O mercado da Farmácia tem vindo a ajustar-se muito rapidamente e isso obriga a ciclos de decisão mais curtos e torna óbvia a necessidade de inovação constante, pelo que há que antecipar, agir, resolver e ser disruptivo todos os dias!
Se os tempos são de incerteza, é preciso manter o pragmatismo e enfrentar as adversidades. 
Haverá sempre risco, haverá sempre oportunidades, pelo que há que garantir a flexibilidade, tomar decisões em função dos imprevistos e readequar a estratégia a cenários menos favoráveis, se preciso for…  
E haverá sempre conflitos de interesses, porque a Farmácia são as Pessoas. 
Contrariamente ao que se tende a pensar, os conflitos são bons, mau é não os debelar… Às vezes está na divergência de perspetivas ou de opiniões o início da próxima oportunidade.
Gerir conflitos, tal como decidir assertivamente, implica um equilíbrio entre a dimensão emotiva, o intuito da inteligência e muita racionalidade.
É que neste “arregaçar de mangas” permanente, o segredo está em ter sistematicamente a equipa motivada e disposta a correr atrás da sorte… já que a sorte e o sucesso dão muito trabalho.

#4. Crescimento e Superação
Por último, só tornamos o presente sustentável se em simultâneo tivermos a capacidade de pensar e preparar o futuro…
Nesse sentido, há que proporcionar continuadamente crescimento, que ajudar a desenvolver competências futuras por via da formação e do coaching e que delegar e desafiar mais os Farmacêuticos Adjuntos e todos os Farmacêuticos e Técnicos.
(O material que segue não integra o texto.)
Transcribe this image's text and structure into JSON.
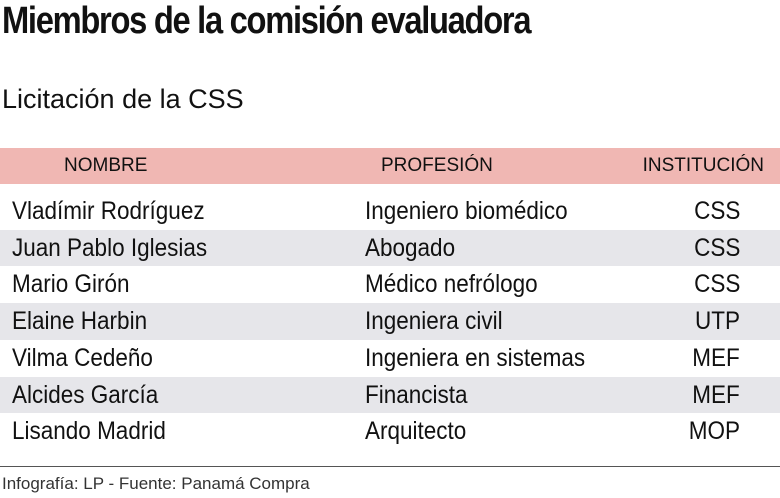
{
  "header": {
    "title": "Miembros de la comisión evaluadora",
    "subtitle": "Licitación de la CSS"
  },
  "table": {
    "columns": [
      "NOMBRE",
      "PROFESIÓN",
      "INSTITUCIÓN"
    ],
    "rows": [
      [
        "Vladímir Rodríguez",
        "Ingeniero biomédico",
        "CSS"
      ],
      [
        "Juan Pablo Iglesias",
        "Abogado",
        "CSS"
      ],
      [
        "Mario Girón",
        "Médico nefrólogo",
        "CSS"
      ],
      [
        "Elaine Harbin",
        "Ingeniera civil",
        "UTP"
      ],
      [
        "Vilma Cedeño",
        "Ingeniera en sistemas",
        "MEF"
      ],
      [
        "Alcides García",
        "Financista",
        "MEF"
      ],
      [
        "Lisando Madrid",
        "Arquitecto",
        "MOP"
      ]
    ]
  },
  "footer": {
    "source": "Infografía: LP - Fuente: Panamá Compra"
  }
}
E há que estar lá para a Equipa quando correr mal… errar faz parte do processo e sem risco não há crescimento!
Saber executar e monitorizar é tão importante quanto libertar potencial, ajudar a superar as dificuldades (e os resultados) e nutrir o desenvolvimento. 

Na Gestão da Farmácia, a Excelência escreve-se de inspiração, comunicação e influência.
Vamos querer percorrer este Caminho?!